De la même manière, dans « Tu frances bien », le récit d’enfance apparaît intimement lié à l’image de la France, symbole pendant les années d’occupation coloniale de la Mère-Patrie pour les écoliers colonisés. Pourtant, ce souvenir introduit aussi le récit d’une rupture douloureuse, d’une prise de conscience de la situation de violence qui caractérise le lien avec l’Hexagone :

 

Un jour à l’aube, en février 1958 – il y a des dates qui ne s’oublient pas–, la France pénétra chez moi. Des chiens féroces aux langues en flammes. Des paras en béret bleu, aux yeux étrécis comme des meurtrières tant la haine durcissait leurs visages. […] C’est après, bien après, qu’on comprend ces choses-là : une enfance brusquement interrompue, inaccomplie, inachevée. Ah, la France de mon enfance ! Oublie-t-on jamais un premier amour déçu[6] ?

 

Dans l’écriture de Nourredine Saadi, les histoires minimes d’un quotidien passé ne se trouvent ni opposées ni dissociées de la mémoire d’un peuple, qui relève de la grande Histoire. L’auteur montre que ces aspects du souvenir restent solidaires car ils sont en réalité interdépendants.

 

L’imagination comme créatrice d’Histoire

 

Dans ce périple de la mémoire que Nourredine Saadi retrace avec son écriture poétique, l’imagination joue un rôle central : elle permet de créer et de recréer le passé. Plus qu’un témoin qui livre ses souvenirs par l’exercice littéraire, l’auteur se présente comme un acteur-créateur. Il assume la fiction de sa plume pour renouveler et enrichir sa conception du passé, la diversité de son vécu et par la même occasion, l’image de la terre des origines abandonnée par l’exil et les lieux parcourus dans des voyages plus au moins lointains.

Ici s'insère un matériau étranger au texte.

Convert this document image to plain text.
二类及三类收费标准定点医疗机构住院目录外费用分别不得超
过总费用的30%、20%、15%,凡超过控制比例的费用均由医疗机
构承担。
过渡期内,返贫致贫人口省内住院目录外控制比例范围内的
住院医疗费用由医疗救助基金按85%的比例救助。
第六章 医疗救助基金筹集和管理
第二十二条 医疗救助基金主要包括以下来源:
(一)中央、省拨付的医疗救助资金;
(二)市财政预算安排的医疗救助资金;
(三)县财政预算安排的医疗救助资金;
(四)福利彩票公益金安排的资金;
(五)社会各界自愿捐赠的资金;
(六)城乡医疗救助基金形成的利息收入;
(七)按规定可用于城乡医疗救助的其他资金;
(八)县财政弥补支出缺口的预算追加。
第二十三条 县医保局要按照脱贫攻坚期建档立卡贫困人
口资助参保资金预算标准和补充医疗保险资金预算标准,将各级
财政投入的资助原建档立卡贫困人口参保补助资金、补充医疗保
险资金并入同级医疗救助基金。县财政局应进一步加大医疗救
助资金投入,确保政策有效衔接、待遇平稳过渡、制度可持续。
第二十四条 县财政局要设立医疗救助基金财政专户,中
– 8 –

Ainsi, dans « Vision de la tour de l’horloge de Beyrouth », le narrateur se souvient d’une visite à la capitale libanaise et de la découverte de la tour. Les souvenirs glissent alors dans son récit vers la place des Trois-Horloges de Bab el-Oued d’Alger et vers le musée de l’Horlogerie de La Chaux-de-Fonds. Ce cheminement qui suit les caprices de la mémoire et les associations presque oniriques entre les lieux remémorés met en évidence la volonté de laisser l’imagination assumer son rôle de créatrice de la mémoire : « Il n’y a que la mémoire qui sauve de la guerre et du temps. Ou peut-être le rêve et l’imagination…[7] ».

 

Il n’y a pas d’os dans la langue poétique de Nourredine Saadi. Ce recueil de nouvelles ne laisse pas le moindre doute. Son écriture réussit à faire de l’exercice de mémoire une création littéraire dans laquelle souvenir, rêve et mémoire nourrissent ce passé personnel et multiple, entre les origines et l’exil.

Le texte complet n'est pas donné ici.